Walter Hugh Merricks, who served as an ombudsman for U.K. financial services, originally filed the lawsuit in September 2016. The U.K.'s Competition Appeal Tribunal refused class action status and did not certify a collective proceedings order that would have allowed the claimants to demand compensation. The Court of Appeal later ruled in favor of Merricks, finding the tribunal had made five errors of law. Mastercard appealed to the U.K.'s top court, and lost that appeal this week.

mastercard cards
Andrew Harrer/Bloomberg

The Supreme Court reiterated the European Commission’s findings of 2007 that consumers are likely to bear some part of Mastercard’s interchange regardless of the form of payment, including other cards or cash. That means consumers do not have to be Mastercard cardholders to be part of the class action.

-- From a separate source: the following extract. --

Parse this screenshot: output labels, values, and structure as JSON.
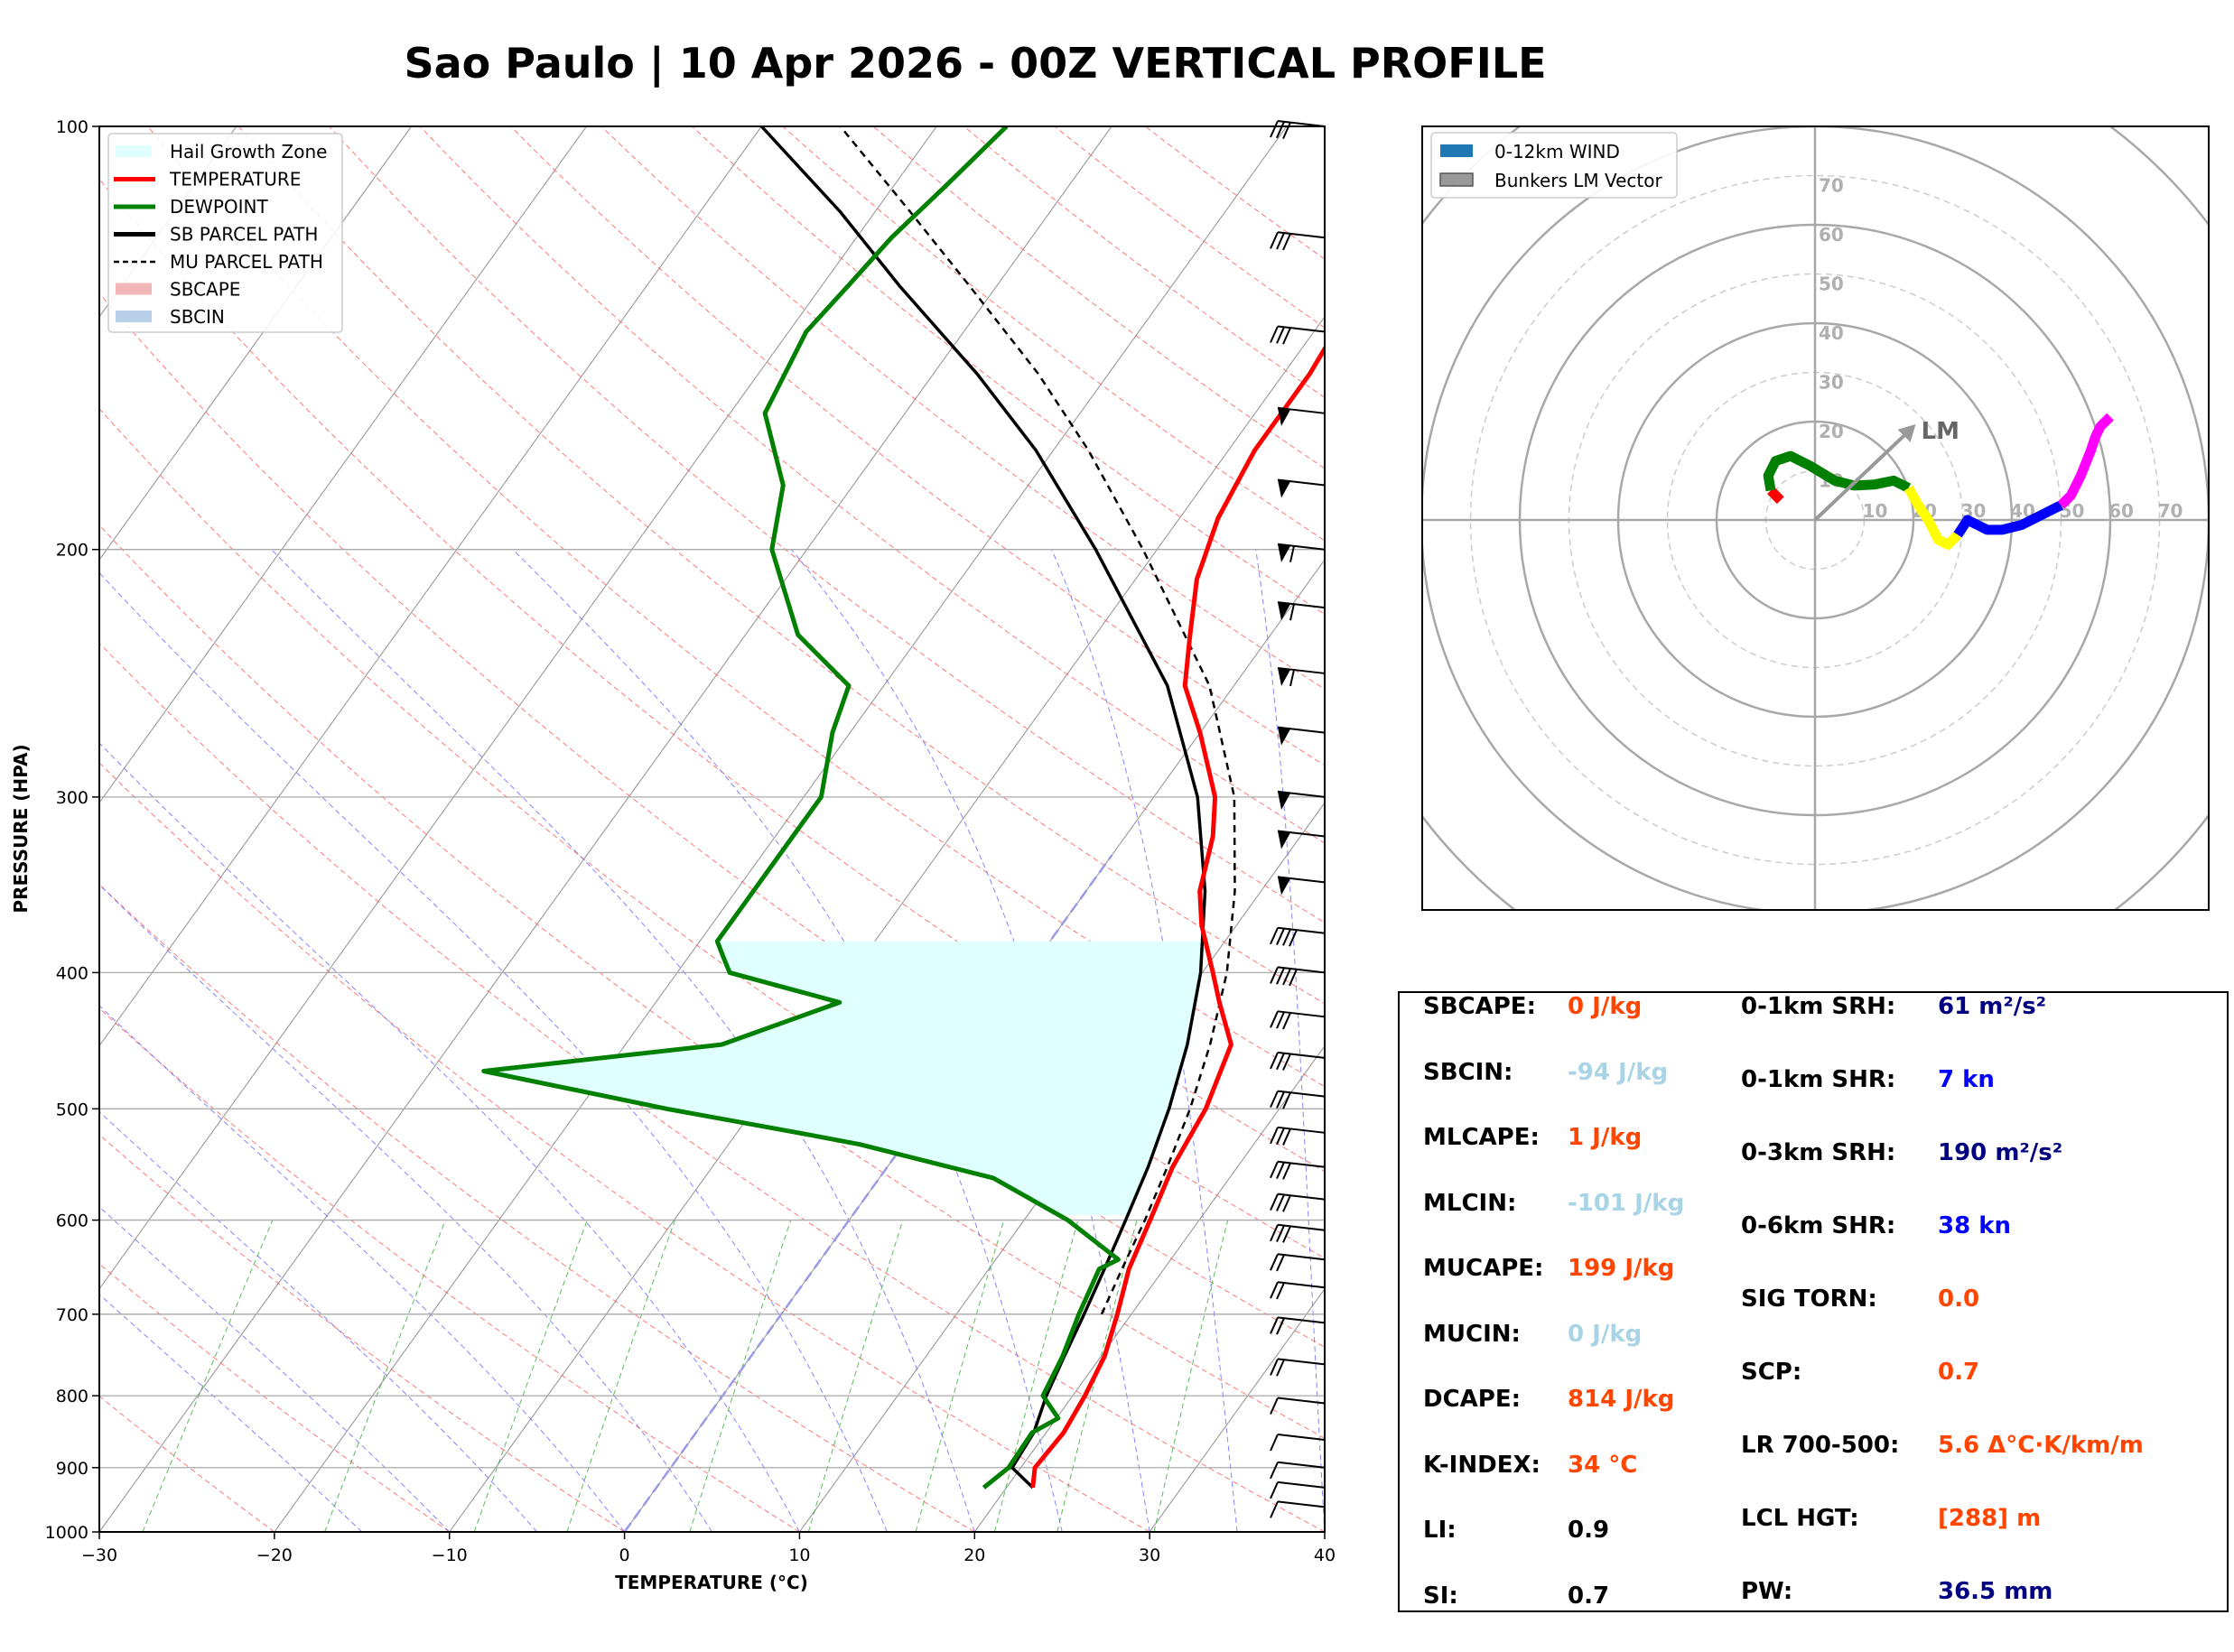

In an earlier case, Mastercard unsuccessfully challenged the European Commission's 2007 findings on interchange, then switched legal strategy to withhold class action status, potentially reducing the scale of legal action since claimants would have to file separate lawsuits. After this week's ruling, consumers may still opt out of the class action suit and sue Mastercard separately.

The U.K. Supreme Court issued a similar judgment in June when merchants prevailed in a legal battle with Visa and Mastercard over whether interchange fees were anticompetitive. In that case, the court rejected appeals by Visa and Mastercard, unanimously ruling that multilateral interchange fees the card networks charged in the U.K. restricted competition. This decision cleared the path for merchants to attempt to obtain some or all of the interchange fees paid, which could be as much as an estimated £19 billion ($25 billion).